# Best way to get OTA?



## frogfrog (Oct 13, 2005)

Will rabbit ears do the trick or do you have to put up the big momma antenna? I imagine it's going to be awhile before my locals are in HD from Dish...


----------



## kenglish (Oct 2, 2004)

If you are in "the city" or nearby, a medium sized antenna is probably the most you'd need. Check to see if the stations are all on UHF.....if so, the antennas are pretty small, and could go almost anywhere. If some are using VHF, you'll probably be stuck with something a bit bigger (say, as long as your outstretched arms, as wide as them, too). So, then you'd be best putting it on the roof. But, hey, isn't everything bigger in Texas?


----------



## frogfrog (Oct 13, 2005)

How much am I looking at for a medium size antenna?


----------



## Mikey (Oct 26, 2004)

Look in www.antennaweb.org

Enter your zip code, and you'll get a list of digital stations, with channel numbers, whether it's VHF or UHF, vectors to the broadcast towers for each station, and a guess on what type of antenna would be suitable.

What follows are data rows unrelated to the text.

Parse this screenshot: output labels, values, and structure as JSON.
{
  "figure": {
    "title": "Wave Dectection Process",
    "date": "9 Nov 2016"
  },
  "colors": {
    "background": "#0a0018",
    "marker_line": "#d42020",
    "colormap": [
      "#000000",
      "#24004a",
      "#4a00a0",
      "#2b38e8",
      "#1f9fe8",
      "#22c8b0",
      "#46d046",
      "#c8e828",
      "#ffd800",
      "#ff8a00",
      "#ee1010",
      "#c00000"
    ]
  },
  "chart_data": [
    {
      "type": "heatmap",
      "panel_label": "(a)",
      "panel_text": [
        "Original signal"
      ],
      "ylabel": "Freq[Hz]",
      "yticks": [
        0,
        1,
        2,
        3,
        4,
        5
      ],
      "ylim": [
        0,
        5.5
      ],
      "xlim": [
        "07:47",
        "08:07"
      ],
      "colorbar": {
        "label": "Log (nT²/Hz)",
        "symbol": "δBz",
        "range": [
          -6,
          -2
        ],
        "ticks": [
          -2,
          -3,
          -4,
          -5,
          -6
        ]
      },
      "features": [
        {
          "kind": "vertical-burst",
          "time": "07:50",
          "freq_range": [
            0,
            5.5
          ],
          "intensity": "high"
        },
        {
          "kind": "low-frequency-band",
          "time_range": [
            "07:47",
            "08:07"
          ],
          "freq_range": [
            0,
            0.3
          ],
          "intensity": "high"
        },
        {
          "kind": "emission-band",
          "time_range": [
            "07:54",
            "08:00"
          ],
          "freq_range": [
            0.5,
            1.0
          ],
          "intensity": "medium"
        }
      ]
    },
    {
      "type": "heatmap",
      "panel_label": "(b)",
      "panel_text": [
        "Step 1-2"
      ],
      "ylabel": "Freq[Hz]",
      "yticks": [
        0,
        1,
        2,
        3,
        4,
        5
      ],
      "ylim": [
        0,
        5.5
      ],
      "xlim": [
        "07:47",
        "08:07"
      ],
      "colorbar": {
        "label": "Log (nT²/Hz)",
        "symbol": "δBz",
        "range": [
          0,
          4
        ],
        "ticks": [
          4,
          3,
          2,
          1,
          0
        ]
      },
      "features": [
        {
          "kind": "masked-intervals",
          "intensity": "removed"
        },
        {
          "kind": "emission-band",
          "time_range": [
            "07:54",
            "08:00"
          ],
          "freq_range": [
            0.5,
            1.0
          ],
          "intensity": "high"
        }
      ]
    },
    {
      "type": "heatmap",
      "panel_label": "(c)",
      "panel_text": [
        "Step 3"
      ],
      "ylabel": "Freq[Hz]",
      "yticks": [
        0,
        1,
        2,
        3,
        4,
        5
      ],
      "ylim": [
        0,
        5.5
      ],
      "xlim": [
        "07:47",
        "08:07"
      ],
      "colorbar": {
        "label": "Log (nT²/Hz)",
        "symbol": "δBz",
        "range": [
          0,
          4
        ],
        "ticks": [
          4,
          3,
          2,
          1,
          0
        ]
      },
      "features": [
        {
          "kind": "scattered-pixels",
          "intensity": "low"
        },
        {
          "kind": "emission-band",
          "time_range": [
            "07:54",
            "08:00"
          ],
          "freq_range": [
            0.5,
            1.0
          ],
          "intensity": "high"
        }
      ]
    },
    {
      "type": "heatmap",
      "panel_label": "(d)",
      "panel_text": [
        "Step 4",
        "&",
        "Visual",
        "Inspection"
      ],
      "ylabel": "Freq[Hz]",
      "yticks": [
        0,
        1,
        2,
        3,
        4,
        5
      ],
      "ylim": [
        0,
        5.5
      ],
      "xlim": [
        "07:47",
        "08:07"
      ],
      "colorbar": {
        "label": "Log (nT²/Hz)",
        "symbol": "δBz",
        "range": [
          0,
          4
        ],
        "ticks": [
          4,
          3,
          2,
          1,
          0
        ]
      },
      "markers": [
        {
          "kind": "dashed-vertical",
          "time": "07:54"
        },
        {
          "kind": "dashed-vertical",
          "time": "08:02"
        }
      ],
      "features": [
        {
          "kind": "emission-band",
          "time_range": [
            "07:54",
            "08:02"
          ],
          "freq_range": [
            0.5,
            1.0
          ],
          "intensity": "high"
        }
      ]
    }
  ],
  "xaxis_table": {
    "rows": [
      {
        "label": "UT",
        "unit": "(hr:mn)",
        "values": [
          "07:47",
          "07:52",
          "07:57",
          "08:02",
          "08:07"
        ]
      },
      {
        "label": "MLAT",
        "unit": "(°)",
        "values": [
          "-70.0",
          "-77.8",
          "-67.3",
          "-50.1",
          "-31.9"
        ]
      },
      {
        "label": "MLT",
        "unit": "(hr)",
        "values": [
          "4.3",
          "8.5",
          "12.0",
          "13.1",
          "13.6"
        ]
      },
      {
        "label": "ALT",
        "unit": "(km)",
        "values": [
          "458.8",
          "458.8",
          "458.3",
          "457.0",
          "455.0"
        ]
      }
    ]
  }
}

For my needs, an indoor UHF antenna works. Most people within 20 miles of the towers can do the same, certainly around the Great Plains. I use the Zenith Silver Sensor. About $40 at Sears, less on the internet.


----------



## Tom in TX (Jan 22, 2004)

frogfrog said:


> Will rabbit ears do the trick or do you have to put up the big momma antenna? I imagine it's going to be awhile before my locals are in HD from Dish...


What part of Dallas are you? I am in Coppell, and have a medium antenna from Home Depot in my attic. It works fine. I think it was around $50.
Tom in TX


----------



## belador (Nov 9, 2002)

Mikey said:


> For my needs, an indoor UHF antenna works. Most people within 20 miles of the towers can do the same, certainly around the Great Plains. I use the Zenith Silver Sensor. About $40 at Sears, less on the internet.


I also have an indoor antenna that I am using for my 942 and DANG MAN... picks up my local HD stations that are about 15 miles away just fine!!!!!


----------



## LtMunst (Aug 24, 2005)

I pick up all my OTA's from 30 miles with an indoor amplified Radioshack 15-1880.


----------



## HDjunkie (May 16, 2005)

Zenith Silver Sensor, mounted outside @ 25 foot with rotor & Phillips two output signal amp (walmart $39) split to three recievers. Two 811's and the 942 

I get/got all the New Orleans local stations from 30 miles away. 90's to 100% signal strength (before hurricane Katrina)

When the New Orleans stations get back up (CBS already is) it will be even better since there are no trees left in my area.

Got it pointed to Biloxi ABC (About 55-60 miles) to record ABC HD till the NO stations get back up.


----------



## JM Anthony (Nov 16, 2003)

Antenna Web will give you some good, basic information, but I'd also suggest you head to AVS Forum and find the OTA thread for your area. My guess is that you'll find someone who lives close to you who can give you more specific advice. I'd also suggest checking at your local high end A/V store and find who they recommend for custom antenna installations. That person can also give you some friendly advice. 

I live less than 10 miles from the antennas for the major stations in Seattle, but I also live in an urban forest (literally). Thanks to the help of a local pro, I have excellent OTA reception where I probably should have squat!!

Good luck!! John


----------